DHSC Compass

Designing a value-based medical technology procurement platform for the NHS

Role

Senior Interaction Designer

Activities

  • User research synthesis
  • Information architecture
  • Prototype development
  • Workshop facilitation

Client

Department of Health
and Social Care

Year

2025/2026

Problem statement

The NHS currently lacks a consistent, centralised way to compare medical technology products. While valuable evidence exists, it is often fragmented, inconsistent, or difficult to use – resulting in inefficiencies, repeated work, and missed opportunities to adopt high-value technologies.

Design

Using the NHS Prototype Kit, I designed and iterated on a search experience built around four information-seeking modes: known-item, exploratory, don't-know-what-you-need-to-know, and re-finding.

Trust adoption visibility became the primary signal in the interface — showing which NHS organisations had evaluated or adopted a product proved more persuasive to users than any scoring or rating system.

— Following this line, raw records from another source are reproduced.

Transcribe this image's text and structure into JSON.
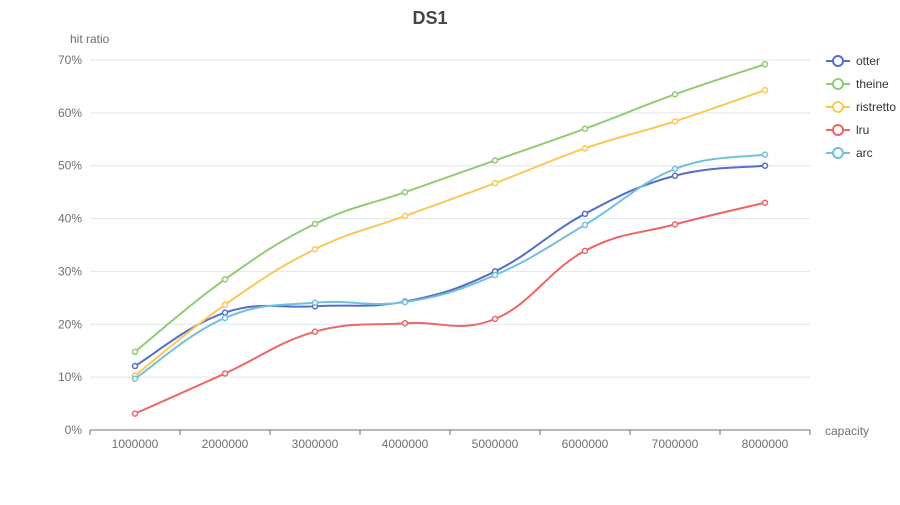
{
  "chart_data": {
    "type": "line",
    "title": "DS1",
    "xlabel": "capacity",
    "ylabel": "hit ratio",
    "categories": [
      "1000000",
      "2000000",
      "3000000",
      "4000000",
      "5000000",
      "6000000",
      "7000000",
      "8000000"
    ],
    "ylim": [
      0,
      70
    ],
    "yticks": [
      0,
      10,
      20,
      30,
      40,
      50,
      60,
      70
    ],
    "ytick_labels": [
      "0%",
      "10%",
      "20%",
      "30%",
      "40%",
      "50%",
      "60%",
      "70%"
    ],
    "grid": true,
    "smooth": true,
    "legend_position": "right",
    "series": [
      {
        "name": "otter",
        "color": "#5470c6",
        "values": [
          12.1,
          22.2,
          23.4,
          24.3,
          30.0,
          40.9,
          48.1,
          50.0
        ]
      },
      {
        "name": "theine",
        "color": "#91cc75",
        "values": [
          14.8,
          28.5,
          39.0,
          45.0,
          51.0,
          57.0,
          63.5,
          69.2
        ]
      },
      {
        "name": "ristretto",
        "color": "#fac858",
        "values": [
          10.3,
          23.7,
          34.2,
          40.5,
          46.7,
          53.3,
          58.4,
          64.3
        ]
      },
      {
        "name": "lru",
        "color": "#ee6666",
        "values": [
          3.1,
          10.7,
          18.6,
          20.2,
          21.0,
          33.9,
          38.9,
          43.0
        ]
      },
      {
        "name": "arc",
        "color": "#73c0de",
        "values": [
          9.7,
          21.2,
          24.1,
          24.2,
          29.3,
          38.8,
          49.4,
          52.1
        ]
      }
    ]
  }
}
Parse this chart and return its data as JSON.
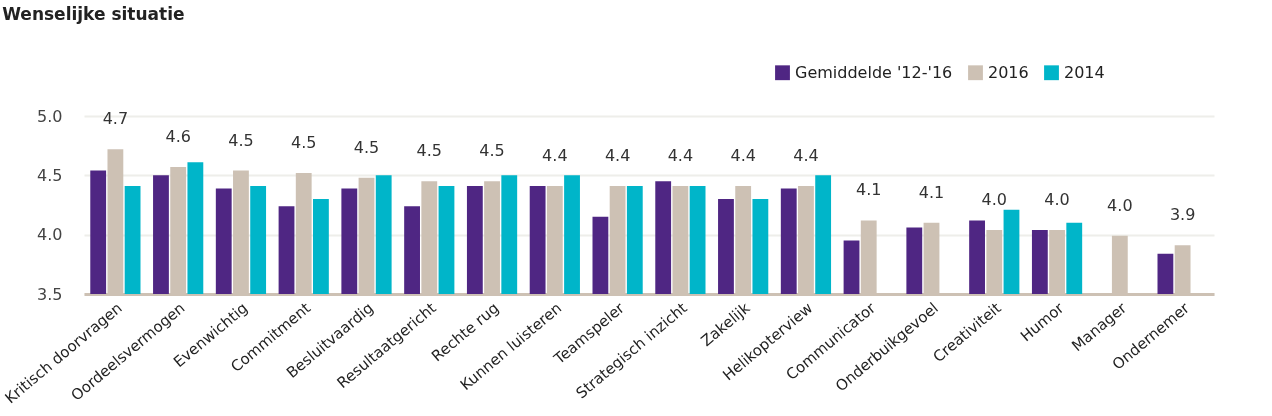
{
  "chart_data": {
    "type": "bar",
    "title": "Wenselijke situatie",
    "categories": [
      "Kritisch doorvragen",
      "Oordeelsvermogen",
      "Evenwichtig",
      "Commitment",
      "Besluitvaardig",
      "Resultaatgericht",
      "Rechte rug",
      "Kunnen luisteren",
      "Teamspeler",
      "Strategisch inzicht",
      "Zakelijk",
      "Helikopterview",
      "Communicator",
      "Onderbuikgevoel",
      "Creativiteit",
      "Humor",
      "Manager",
      "Ondernemer"
    ],
    "series": [
      {
        "name": "Gemiddelde '12-'16",
        "color": "#4f2683",
        "values": [
          4.54,
          4.5,
          4.39,
          4.24,
          4.39,
          4.24,
          4.41,
          4.41,
          4.15,
          4.45,
          4.3,
          4.39,
          3.95,
          4.06,
          4.12,
          4.04,
          null,
          3.84
        ]
      },
      {
        "name": "2016",
        "color": "#cdc1b4",
        "values": [
          4.72,
          4.57,
          4.54,
          4.52,
          4.48,
          4.45,
          4.45,
          4.41,
          4.41,
          4.41,
          4.41,
          4.41,
          4.12,
          4.1,
          4.04,
          4.04,
          3.99,
          3.91
        ],
        "value_labels": [
          "4.7",
          "4.6",
          "4.5",
          "4.5",
          "4.5",
          "4.5",
          "4.5",
          "4.4",
          "4.4",
          "4.4",
          "4.4",
          "4.4",
          "4.1",
          "4.1",
          "4.0",
          "4.0",
          "4.0",
          "3.9"
        ]
      },
      {
        "name": "2014",
        "color": "#00b5c9",
        "values": [
          4.41,
          4.61,
          4.41,
          4.3,
          4.5,
          4.41,
          4.5,
          4.5,
          4.41,
          4.41,
          4.3,
          4.5,
          null,
          null,
          4.21,
          4.1,
          null,
          null
        ]
      }
    ],
    "ylim": [
      3.5,
      5.0
    ],
    "yticks": [
      3.5,
      {
        "value": 4.0,
        "label": "4.0"
      },
      4.5,
      {
        "value": 5.0,
        "label": "5.0"
      }
    ],
    "grid": "y",
    "legend": "top right"
  }
}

I designed a dual-pathway upload model to reduce submission burden: a lightweight five-minute document share for lower-maturity trusts, alongside a structured fifteen-minute assessment route for those with more established evaluation processes.

User research and testing

The user researchers ran usability testing across multiple cohorts. Sessions tested five critical assumptions: whether users would contact peers when facilitated, whether adoption visibility built confidence, whether users could accept our evaluation formats, whether showing evaluation process detail helped them judge relevance, and whether surfacing discussion topics increased contact likelihood.

Testing validated the confidence-over-efficiency framing consistently. Users engaged far more with peer adoption signals than with structured scoring, and responded positively to seeing which trusts had conducted evaluations — even before the content itself was accessible.

Workshops and collaboration

Early on I facilitated feedback workshops with the wider team, to gauge what iterations we should test with users. Early resistance to evaluation diversity was largely resolved once stakeholders understood that seeing how another trust evaluated a product was itself useful signal.

Outcomes

The alpha concluded with a validated set of interaction patterns, a tested dual-pathway upload flow, and a suite of design histories following the DfE format — providing the beta team with a clear artefact trail and a set of five prioritised assumptions to carry forward for testing at scale. The passporting model and peer intelligence architecture were accepted as the foundation for the next phase.